Ce qui est indéniable, c'est que cette fois-ci, la communauté internationale et surtout l'Union européenne ne peuvent pas échouer. C'est l'occasion de faire la démonstration de l'unité et de l'unité d'opinion qui est si présente. Et cela signifie un soutien indéfectible au gouvernement ukrainien légitime, quels que soient les doutes ou les lacunes de son système politique. Et c'est ce soutien et cette pression qui nous amènent à considérer les quatrième et cinquième options comme les deux plus probables.

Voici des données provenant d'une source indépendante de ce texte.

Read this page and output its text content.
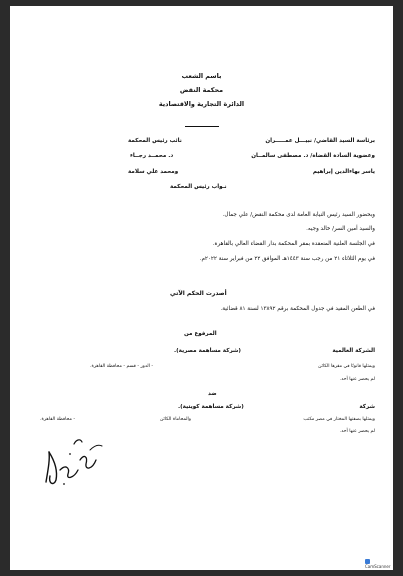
باسم الشعب
محكمة النقض
الدائرة التجارية والاقتصادية
برئاسة السيد القاضي/ نبيـــل عمـــــران
نائب رئيس المحكمة
وعضوية السادة القضاة/ د. مصطفى سالمــان
د. محمــد رجــاء
ياسر بهاءالدين إبراهيم
ومحمد علي سلامة
نـواب رئيس المحكمة
وبحضور السيد رئيس النيابة العامة لدى محكمة النقض/ علي جمال.
والسيد أمين السر/ خالد وجيه.
في الجلسة العلنية المنعقدة بمقر المحكمة بدار القضاء العالي بالقاهرة.
في يوم الثلاثاء ٢١ من رجب سنة ١٤٤٣هـ الموافق ٢٢ من فبراير سنة ٢٠٢٢م.
أصدرت الحكم الآتي
في الطعن المقيد في جدول المحكمة برقم ١٣٨٩٢ لسنة ٨١ قضائية.
المرفوع من
الشركة العالمية
(شركة مساهمة مصرية).
ويمثلها قانونًا في مقرها الكائن
- الدور - قسم - محافظة القاهرة.
لم يحضر عنها أحد.
ضد
شركة
(شركة مساهمة كويتية).
ويمثلها بصفتها المختار في مصر مكتب
والمحاماة الكائن
- محافظة القاهرة.
لم يحضر عنها أحد.
CamScanner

C'est un pari risqué, et terrible, mais le dirigeant russe a franchi une ligne et n'est pas du genre à reculer. Il n'accepterait pas un échec pur et simple, ce n'est pas dans ses cartes. Il a besoin d'obtenir quelque chose qui, selon lui, lui donnera raison et quelque chose à offrir à la Russie et à satisfaire son ego particulier.

Quoi qu'il en soit, la réponse à cette question ne se fera pas attendre.